Hey Canada, meet Paul “much more” Martin:
He wants to do much more, it will surely cost much more, and taxpayers deserve much more detail

Ottawa - Tuesday, April 29, 2003 - by: Walter Robinson, Federal Director, Canadian Taxpayers Federation


What a difference a weekend makes. Leading Liberal leadership contender Paul Martin emerged from the depths of invisibility to leap onto the front pages of our newspapers and pop up on several public affairs shows in a scant 48 hours. He was discussing his plans for Canada when — er, um should — he become Prime Minister. Several media outlets noted that Mr. Martin wants to lead a “much more” activist government.




Mr. Martin was admittedly smooth in handling most questions thrown his way. Sadly his answers on issues ranging from health care waiting lists to strained Canada-U.S. relations to the environment to the urban agenda were peppered with platitudes and outright vagueness.

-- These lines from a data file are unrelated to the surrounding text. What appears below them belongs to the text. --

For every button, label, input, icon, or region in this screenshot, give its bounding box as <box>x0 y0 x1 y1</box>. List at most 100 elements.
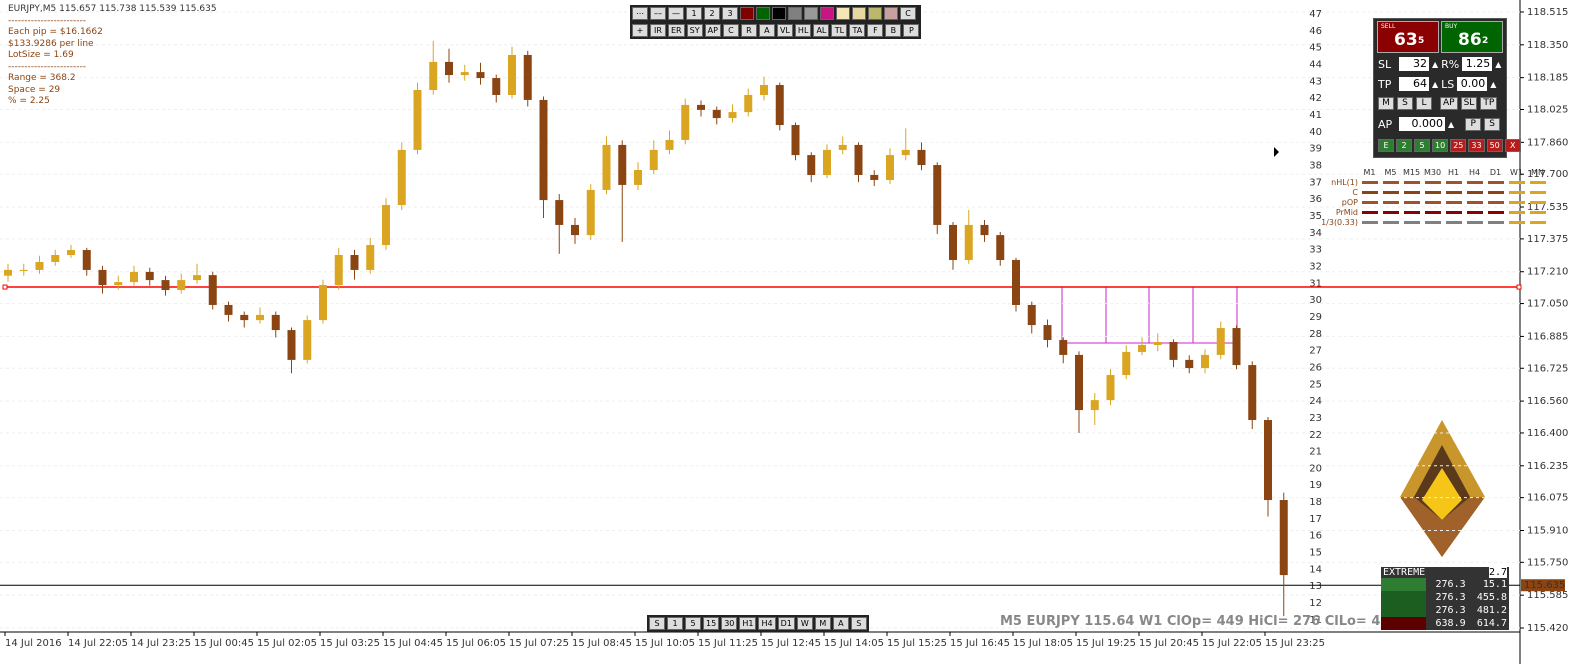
candle-body <box>870 174 879 180</box>
tool-button[interactable]: HL <box>794 24 812 37</box>
panel-button[interactable]: SL <box>1460 97 1478 110</box>
panel-button[interactable]: M <box>1378 97 1394 110</box>
info-line: % = 2.25 <box>8 96 50 106</box>
spinner[interactable]: ▲ <box>1495 59 1502 69</box>
x-tick-label: 15 Jul 02:05 <box>257 638 317 649</box>
timeframe-button[interactable]: A <box>832 617 849 630</box>
width-button[interactable]: 3 <box>722 7 738 20</box>
panel-button[interactable]: S <box>1397 97 1413 110</box>
color-swatch[interactable] <box>836 7 850 20</box>
tool-button[interactable]: TL <box>831 24 848 37</box>
candle-body <box>744 94 753 113</box>
lot-button[interactable]: 10 <box>1432 139 1449 152</box>
tool-button[interactable]: TA <box>849 24 866 37</box>
clear-button[interactable]: C <box>900 7 916 20</box>
pip-scale-label: 30 <box>1309 295 1322 306</box>
candle-body <box>634 170 642 185</box>
timeframe-button[interactable]: H1 <box>739 617 757 630</box>
tool-button[interactable]: B <box>885 24 902 37</box>
lot-button[interactable]: 33 <box>1468 139 1485 152</box>
buy-price: 86 <box>1458 30 1482 50</box>
add-button[interactable]: + <box>632 24 648 37</box>
line-style-button[interactable]: ⋯ <box>632 7 648 20</box>
timeframe-button[interactable]: S <box>649 617 665 630</box>
candle-body <box>791 125 800 156</box>
width-button[interactable]: 1 <box>686 7 702 20</box>
color-swatch[interactable] <box>804 7 818 20</box>
lot-button[interactable]: X <box>1504 139 1521 152</box>
timeframe-button[interactable]: W <box>796 617 813 630</box>
tool-button[interactable]: ER <box>668 24 685 37</box>
spinner[interactable]: ▲ <box>1432 59 1439 69</box>
tf-dash <box>1425 180 1441 184</box>
color-swatch[interactable] <box>756 7 770 20</box>
timeframe-button[interactable]: 5 <box>685 617 701 630</box>
rp-input[interactable]: 1.25 <box>1462 57 1493 71</box>
tf-dash <box>1467 200 1483 204</box>
color-swatch[interactable] <box>868 7 882 20</box>
color-swatch[interactable] <box>852 7 866 20</box>
timeframe-button[interactable]: 30 <box>721 617 738 630</box>
width-button[interactable]: 2 <box>704 7 720 20</box>
color-swatch[interactable] <box>740 7 754 20</box>
tf-header: M1 M5 M15 M30 H1 H4 D1 W1 MN <box>1360 168 1551 177</box>
lot-button[interactable]: 5 <box>1414 139 1430 152</box>
tool-button[interactable]: SY <box>686 24 703 37</box>
tool-button[interactable]: C <box>722 24 739 37</box>
candle-body <box>1106 375 1115 401</box>
color-swatch[interactable] <box>788 7 802 20</box>
panel-button[interactable]: P <box>1465 117 1482 131</box>
tool-button[interactable]: R <box>740 24 757 37</box>
candle-body <box>681 104 690 140</box>
lot-button[interactable]: E <box>1378 139 1394 152</box>
line-style-button[interactable]: –– <box>650 7 666 20</box>
pip-scale-label: 12 <box>1309 598 1322 609</box>
candle-body <box>287 330 296 360</box>
sell-button[interactable]: SELL 63 5 <box>1377 21 1439 53</box>
lot-button[interactable]: 2 <box>1396 139 1412 152</box>
tool-button[interactable]: P <box>903 24 920 37</box>
ap-input[interactable]: 0.000 <box>1399 117 1445 131</box>
tool-button[interactable]: VL <box>776 24 793 37</box>
panel-button[interactable]: AP <box>1440 97 1458 110</box>
panel-button[interactable]: TP <box>1480 97 1498 110</box>
panel-button[interactable]: S <box>1484 117 1501 131</box>
tf-dash <box>1467 210 1483 214</box>
timeframe-button[interactable]: D1 <box>777 617 795 630</box>
x-tick-label: 14 Jul 23:25 <box>131 638 191 649</box>
panel-button[interactable]: L <box>1416 97 1432 110</box>
tp-input[interactable]: 64 <box>1399 77 1429 91</box>
tf-dash <box>1383 200 1399 204</box>
lot-button[interactable]: 25 <box>1450 139 1467 152</box>
timeframe-button[interactable]: S <box>850 617 867 630</box>
spinner[interactable]: ▲ <box>1432 79 1439 89</box>
lot-button[interactable]: 50 <box>1486 139 1503 152</box>
color-swatch[interactable] <box>820 7 834 20</box>
tf-row-label: 1/3(0.33) <box>1321 217 1358 227</box>
tp-row: TP 64 ▲ LS 0.00 ▲ <box>1378 77 1496 91</box>
tf-dash <box>1467 190 1483 194</box>
pip-scale-label: 34 <box>1309 228 1322 239</box>
timeframe-button[interactable]: 15 <box>703 617 720 630</box>
sl-input[interactable]: 32 <box>1399 57 1429 71</box>
candle-body <box>1090 400 1099 411</box>
color-swatch[interactable] <box>884 7 898 20</box>
tf-dash <box>1425 210 1441 214</box>
spinner[interactable]: ▲ <box>1448 119 1455 129</box>
tool-button[interactable]: AP <box>704 24 721 37</box>
timeframe-button[interactable]: M <box>814 617 831 630</box>
ls-input[interactable]: 0.00 <box>1457 77 1488 91</box>
pip-scale-label: 39 <box>1309 144 1322 155</box>
spinner[interactable]: ▲ <box>1490 79 1497 89</box>
tf-header-cell: M15 <box>1402 168 1421 177</box>
sl-row: SL 32 ▲ R% 1.25 ▲ <box>1378 57 1501 71</box>
buy-button[interactable]: BUY 86 2 <box>1441 21 1503 53</box>
tool-button[interactable]: A <box>758 24 775 37</box>
timeframe-button[interactable]: 1 <box>667 617 683 630</box>
timeframe-button[interactable]: H4 <box>758 617 776 630</box>
line-style-button[interactable]: — <box>668 7 684 20</box>
color-swatch[interactable] <box>772 7 786 20</box>
tool-button[interactable]: IR <box>650 24 666 37</box>
tool-button[interactable]: AL <box>813 24 830 37</box>
tool-button[interactable]: F <box>867 24 884 37</box>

Consider this gem from Mr. Martin:
“I want to lead a government with a renewed sense of purpose and a sharper focus and a clearer plan. A government unafraid to change, a government that is eager to turn the page and a government that wants to look to the future.”
How about just saying I love mom, apple pie and live by the golden rule? This passage could be mouthed by any person who has or ever will run for office.




As for the Chrétien government, Mr. Martin noted:
“But in recent times a kind of complacency, a certain drift, has set in.”
True? Yes. Earth shattering? No. At least we know that Mr. Martin has a compelling grasp of the patently obvious.




Of course it wasn’t all bad, Mr. Martin did let a few policy positions slip out — much to the chagrin of his legion of handlers. He was correct in acknowledging Canada’s diminished influence on the world stage. What he failed to tell the audience was that the cumulative effect of his budget decisions as Finance Minister through military cuts and other decisions have partly contributed to this diminishment.




He also failed to note his silent and acquiescent place at the federal Cabinet table as Jean Chretien invoked closure on decisive public policy debates much more than any other Prime Minister in Canadian history.




On tax cuts, Mr. Martin stated his preference for reducing income taxes over cuts to the GST. Good, but how, when and by how much? Taxpayers deserve much more detail from much more Paul.




Mr. Martin wants to do much more for low-income Canadians and the elderly. Who doesn’t? But how? Does this mean much more via income redistribution schemes? Or will Mr. Martin — to tear a page from his book — turn the page and let Canadians keep much more of their hard earned wages to begin with.



how about

This is exactly what the Canadian Taxpayers Federation is after with its proposal to raise the basic personal exemption and spousal exemption to $15,000 (from their current levels of $7,756 and $6,586 respectively) by 2008. This would cost the treasury $4.4 billion annually and be much more fair to lower-income Canadians. It would also ensure that much more Canadians (2.1 million), would be removed from federal tax rolls.




Mr. Martin wants to improve federal support for urban centres. Sounds good, but how much more support does much more Paul want to give? Perhaps he should look much more at the Canadian Taxpayers Federation Municipal Roadway Trust model that would devote much more of the annual almost $5 billion gas tax haul by Ottawa. Details from much more Paul on this question would be much more beneficial for cities and taxpayers alike.




It is probable that Mr. Martin will win the Liberal leadership, much more so than Sheila Copps or John Manley. But much more Paul needs to be much more forthcoming about his vision, and its cost, for taxpayers. Hopefully his next town-hall gig will provide much more in the form of detail. If he needs inspiration, rumour has it the studios of Much More Music are available.